Se aprovada, porém, a proposta tem espaço para ser contestada no Judiciário. Em agosto deste ano, o Tribunal Regional Federal da 1ª Região (TRF-1) reiterou que a rotulagem com o T em um triângulo amarelo é obrigatória porque há muitas divergências, nos meios científicos, sobre os riscos que transgênicos podem trazer à saúde. Com isso, deve-se promover com maior determinação o direito à informação.

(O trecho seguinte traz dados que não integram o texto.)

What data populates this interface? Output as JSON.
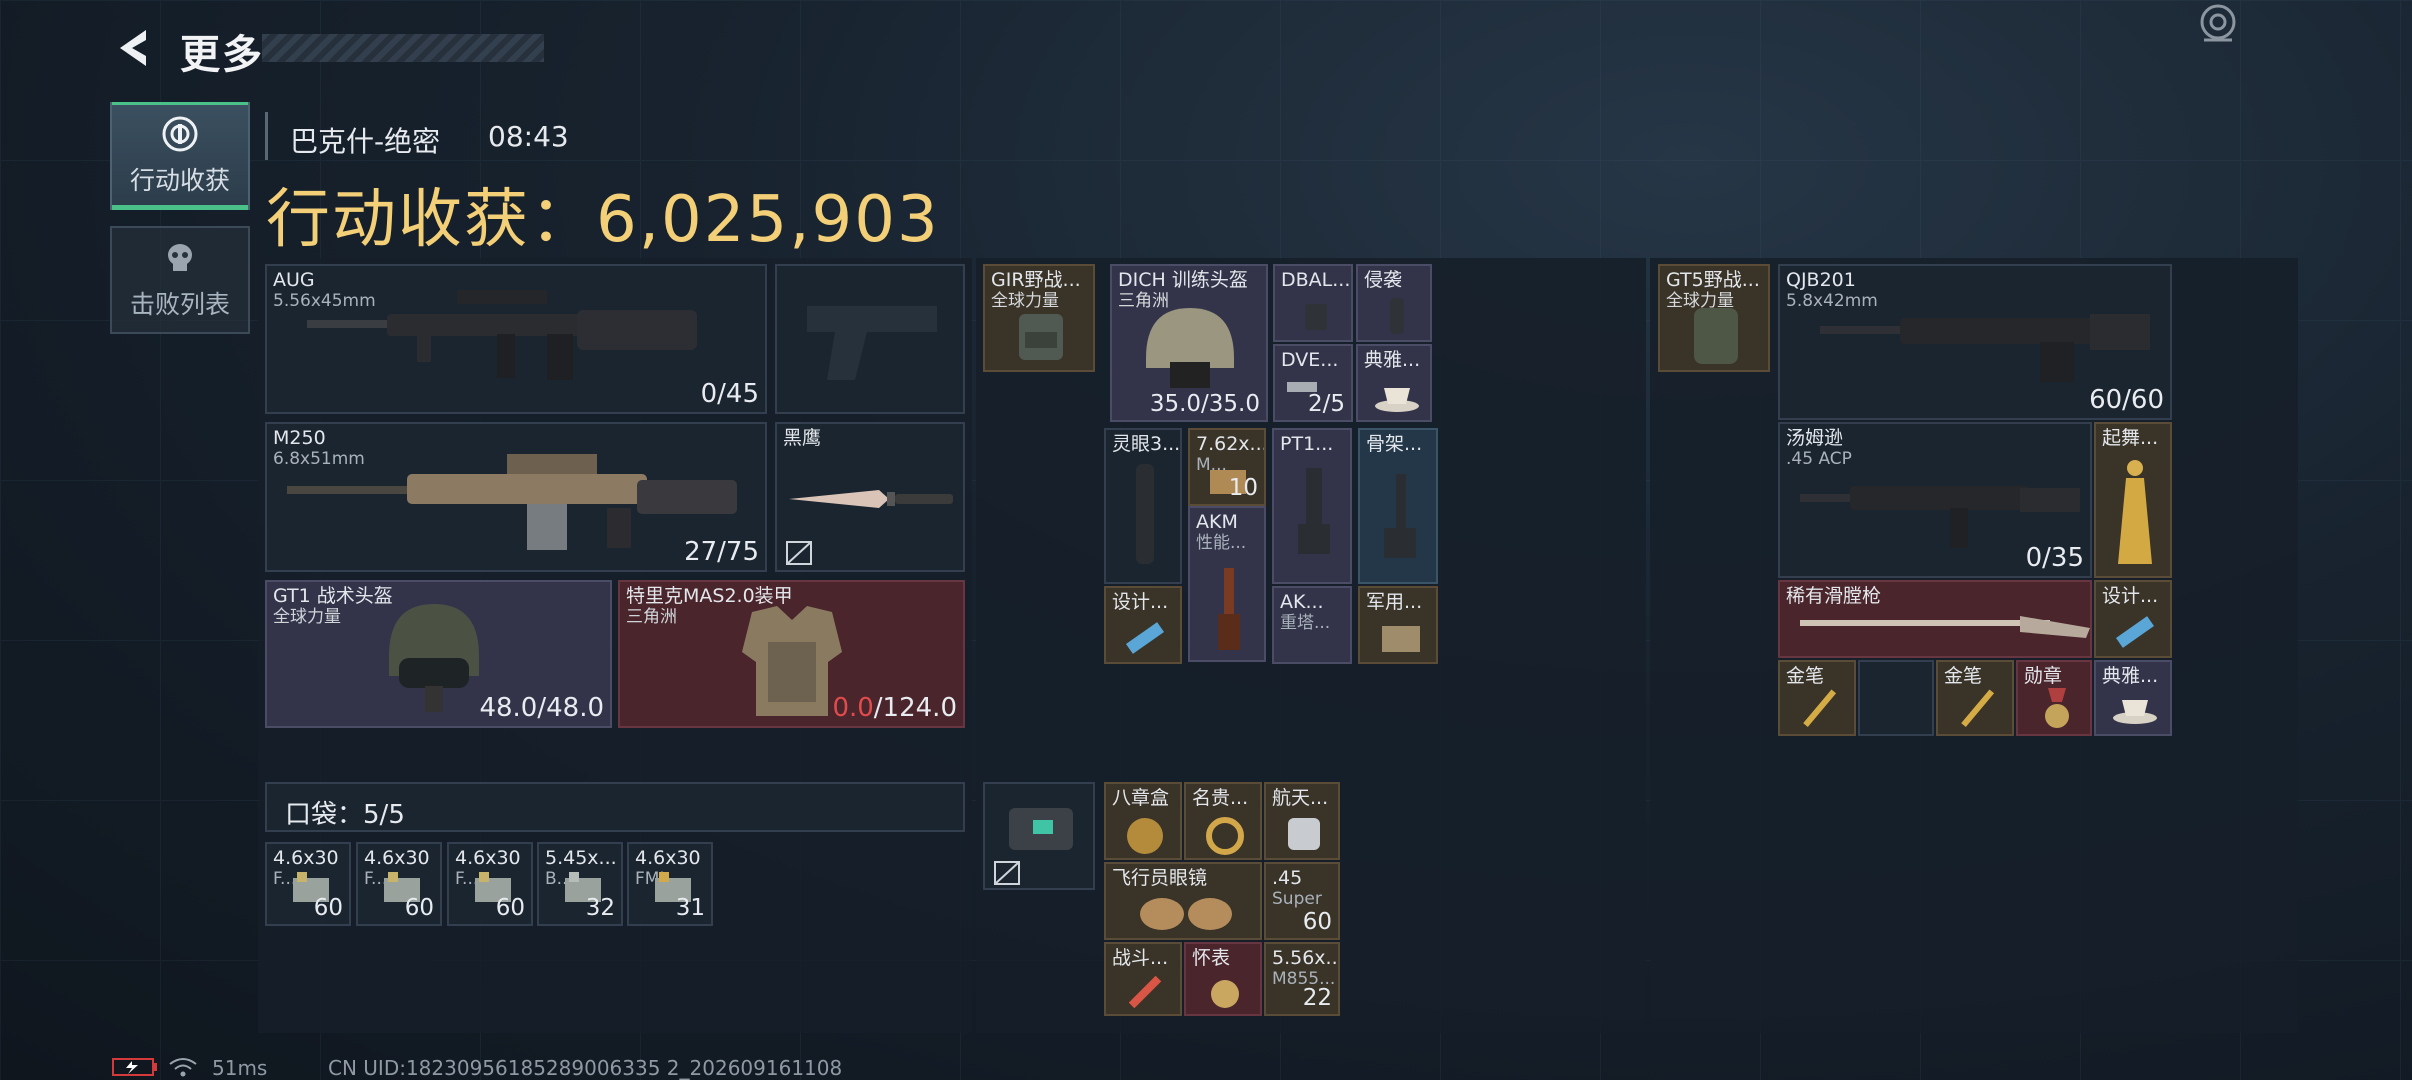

Para o diretor jurídico da Associação Nacional de Biossegurança, Reginaldo Minaré, a questão da rotulagem específica para o transgênico remete a discriminação. “Rotulagem não se confunde com biossegurança. O símbolo que vai no rótulo remete a um sinal de perigo, mas a comissão responsável já disse que é seguro e isso prejudica a imagem do produto. Não somos contrários a especificar que o produto é transgênico, mas isso pode ser descrito textualmente”, defende Minaré.

O professor do Programa de Pós-Graduação em Agroecologia e Desenvolvimento Rural da Universidade Federal de São Carlos (Ufscar), José Maria Gusman Ferraz, discorda. “A proposta elimina a possibilidade de rastrear a origem dos produtos para, em caso de risco à saúde pública, conseguir se saber que a causa foi um transgênico”, diz Ferraz, que representa a especialidade de meio ambiente na Comissão Técnica Nacional de Biossegurança (CTNBio), subordinada ao Ministério de Ciência, Tecnologia e Inovação e responsável pela liberação de novas variedades de OGMs. “Hoje temos produtos que têm em sua base diversos produtos de origem transgênica, temos plantas com diversas modificações e animais alimentados com ração geneticamente modificada. Não há estudos que comprovem que isso não apresenta risco para a saúde da população no longo prazo, independente de a quantidade ser inferior ou superior a 1% do produto.” 

Na justificativa do projeto, o deputado argumenta que a rastreabilidade é muito inconveniente do ponto de vista econômico e operacional, resultando em custos elevados que fazem os produtos nacionais perderem competitividade. O texto indica que o processo é frágil por se pautar em procedimentos de difícil fiscalização, como certificações, além de ser impraticável quanto a produtos de origem estrangeira. 

Para Ferraz, toda essa movimentação se deve a uma preocupação em tornar impossível a determinação de causa e efeito entre os transgênicos. “O que se quer é flexibilizar o monitoramento, de forma a não se estabelecer relação entre transgênicos e possíveis problemas de saúde. Os orgânicos são rotulados e os produtores preferem assim, pois permite identificar com clareza o tipo de produto. Qual é a preocupação em se rotular os transgênicos com clareza, se eles são tão seguros quanto se diz?”, questiona o professor.

O advogado do Idec acrescenta que toda a regulamentação da rotulagem foi aprovada em portaria do Ministério da Justiça. “O símbolo universal utilizado não só é legal, como foi pensado para que qualquer pessoa possa entendê-lo, inclusive os analfabetos. Qualquer quantidade de ingredientes transgênicos deve ser informada de forma clara e ostensiva, como foi determinado pelo Tribunal Regional Federal, pois essa é uma medida, inclusive, preventiva na defesa dos consumidores”, conclui Siqueira.